De fato, a aposta inicial parecia improvável. Garth Ennis escreveu o quadrinho original como sátira ácida, e muitos elementos pareciam intransponíveis para TV. Eric Kripke conseguiu adaptar mantendo a violência e a sátira, mas adicionando dimensão psicológica que o material original não tinha. Antony Starr como Homelander virou referência de vilão complexo da década, ao lado de figuras como Tony Soprano e Walter White.

O que esperar do final do final

Eric Kripke vem prometendo desde 2023 que a série tem encerramento planejado. Os primeiros sete episódios construíram a corrida pela fórmula V1 — o sangue de Bombsight que poderia tornar Capitão Pátria imune ao vírus desenvolvido por Butcher. O ep8 fecha essa equação. Karl Urban, Jack Quaid e Antony Starr finalizam arcos que vêm desde o piloto.

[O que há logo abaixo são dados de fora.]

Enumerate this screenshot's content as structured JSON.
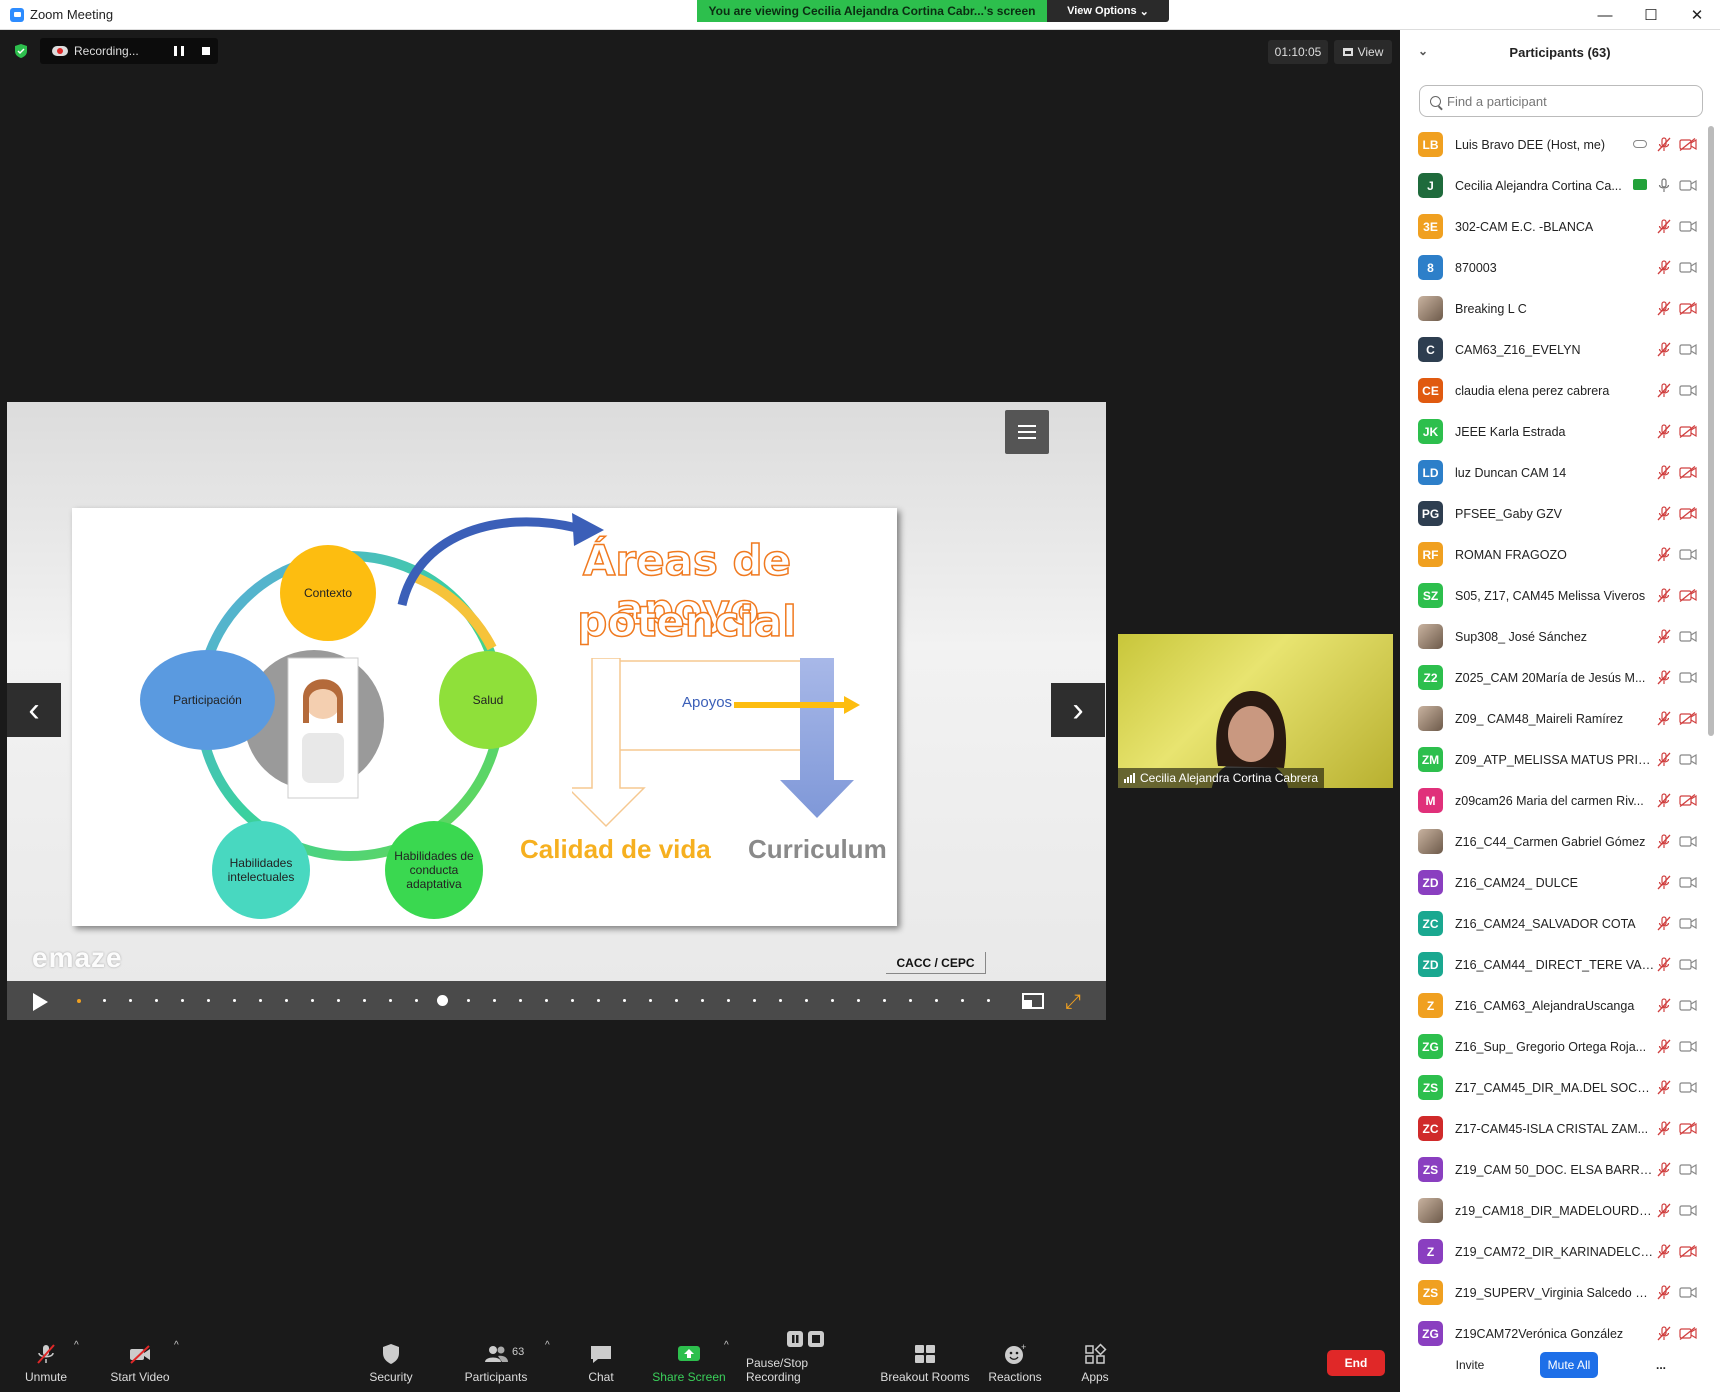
{
  "window": {
    "title": "Zoom Meeting"
  },
  "banner": {
    "viewing": "You are viewing Cecilia Alejandra Cortina Cabr...'s screen",
    "view_options": "View Options"
  },
  "meeting": {
    "recording": "Recording...",
    "timer": "01:10:05",
    "view_label": "View"
  },
  "slide": {
    "title_line1": "Áreas de apoyo",
    "title_line2": "potencial",
    "circles": [
      "Contexto",
      "Salud",
      "Participación",
      "Habilidades intelectuales",
      "Habilidades de conducta adaptativa"
    ],
    "apoyos": "Apoyos",
    "calidad": "Calidad de vida",
    "curriculum": "Curriculum",
    "brand": "emaze",
    "footer_tag": "CACC / CEPC"
  },
  "video": {
    "name": "Cecilia Alejandra Cortina Cabrera"
  },
  "toolbar": {
    "unmute": "Unmute",
    "start_video": "Start Video",
    "security": "Security",
    "participants": "Participants",
    "participant_count": "63",
    "chat": "Chat",
    "share_screen": "Share Screen",
    "pause_stop_recording": "Pause/Stop Recording",
    "breakout_rooms": "Breakout Rooms",
    "reactions": "Reactions",
    "apps": "Apps",
    "end": "End"
  },
  "panel": {
    "title": "Participants (63)",
    "search_placeholder": "Find a participant",
    "invite": "Invite",
    "mute_all": "Mute All",
    "more": "...",
    "participants": [
      {
        "initials": "LB",
        "color": "#f0a020",
        "name": "Luis Bravo DEE (Host, me)",
        "cam_off": true,
        "status": "cloud"
      },
      {
        "initials": "J",
        "color": "#1f6b3c",
        "name": "Cecilia Alejandra Cortina Ca...",
        "cam_off": false,
        "status": "share",
        "mic_on": true
      },
      {
        "initials": "3E",
        "color": "#f0a020",
        "name": "302-CAM E.C. -BLANCA",
        "cam_off": false
      },
      {
        "initials": "8",
        "color": "#2d7fc9",
        "name": "870003",
        "cam_off": false
      },
      {
        "initials": "",
        "color": "photo",
        "name": "Breaking L C",
        "cam_off": true
      },
      {
        "initials": "C",
        "color": "#2e3e50",
        "name": "CAM63_Z16_EVELYN",
        "cam_off": false
      },
      {
        "initials": "CE",
        "color": "#e05a10",
        "name": "claudia elena perez cabrera",
        "cam_off": false
      },
      {
        "initials": "JK",
        "color": "#2dbf4d",
        "name": "JEEE Karla Estrada",
        "cam_off": true
      },
      {
        "initials": "LD",
        "color": "#2d7fc9",
        "name": "luz Duncan CAM 14",
        "cam_off": true
      },
      {
        "initials": "PG",
        "color": "#2e3e50",
        "name": "PFSEE_Gaby GZV",
        "cam_off": true
      },
      {
        "initials": "RF",
        "color": "#f0a020",
        "name": "ROMAN FRAGOZO",
        "cam_off": false
      },
      {
        "initials": "SZ",
        "color": "#2dbf4d",
        "name": "S05, Z17, CAM45 Melissa Viveros",
        "cam_off": true
      },
      {
        "initials": "",
        "color": "photo",
        "name": "Sup308_ José Sánchez",
        "cam_off": false
      },
      {
        "initials": "Z2",
        "color": "#2dbf4d",
        "name": "Z025_CAM 20María de Jesús M...",
        "cam_off": false
      },
      {
        "initials": "",
        "color": "photo",
        "name": "Z09_ CAM48_Maireli Ramírez",
        "cam_off": true
      },
      {
        "initials": "ZM",
        "color": "#2dbf4d",
        "name": "Z09_ATP_MELISSA MATUS PRIETO",
        "cam_off": false
      },
      {
        "initials": "M",
        "color": "#e0307a",
        "name": "z09cam26 Maria del carmen Riv...",
        "cam_off": true
      },
      {
        "initials": "",
        "color": "photo",
        "name": "Z16_C44_Carmen Gabriel Gómez",
        "cam_off": false
      },
      {
        "initials": "ZD",
        "color": "#8a3fc0",
        "name": "Z16_CAM24_ DULCE",
        "cam_off": false
      },
      {
        "initials": "ZC",
        "color": "#1aa890",
        "name": "Z16_CAM24_SALVADOR COTA",
        "cam_off": false
      },
      {
        "initials": "ZD",
        "color": "#1aa890",
        "name": "Z16_CAM44_ DIRECT_TERE VAS...",
        "cam_off": false
      },
      {
        "initials": "Z",
        "color": "#f0a020",
        "name": "Z16_CAM63_AlejandraUscanga",
        "cam_off": false
      },
      {
        "initials": "ZG",
        "color": "#2dbf4d",
        "name": "Z16_Sup_ Gregorio Ortega Roja...",
        "cam_off": false
      },
      {
        "initials": "ZS",
        "color": "#2dbf4d",
        "name": "Z17_CAM45_DIR_MA.DEL SOCO...",
        "cam_off": false
      },
      {
        "initials": "ZC",
        "color": "#d02a2a",
        "name": "Z17-CAM45-ISLA CRISTAL ZAM...",
        "cam_off": true
      },
      {
        "initials": "ZS",
        "color": "#8a3fc0",
        "name": "Z19_CAM 50_DOC. ELSA BARRA...",
        "cam_off": false
      },
      {
        "initials": "",
        "color": "photo",
        "name": "z19_CAM18_DIR_MADELOURDE...",
        "cam_off": false
      },
      {
        "initials": "Z",
        "color": "#8a3fc0",
        "name": "Z19_CAM72_DIR_KARINADELCA...",
        "cam_off": true
      },
      {
        "initials": "ZS",
        "color": "#f0a020",
        "name": "Z19_SUPERV_Virginia Salcedo Q...",
        "cam_off": false
      },
      {
        "initials": "ZG",
        "color": "#8a3fc0",
        "name": "Z19CAM72Verónica González",
        "cam_off": true
      }
    ]
  }
}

Por fim, fica a aposta inevitável: como termina o conflito entre Butcher e Capitão Pátria? Quem morre, quem sobrevive, quem se rende? A T5 estabeleceu que ninguém escapa ileso. O ep8 só tem 60 minutos para amarrar tudo, e a Amazon claramente acredita no produto o suficiente para dar exibição teatral. Quem quiser ver primeiro precisa de passagem para os EUA — ou se contentar com a madrugada de 20 de maio na Prime Video brasileira.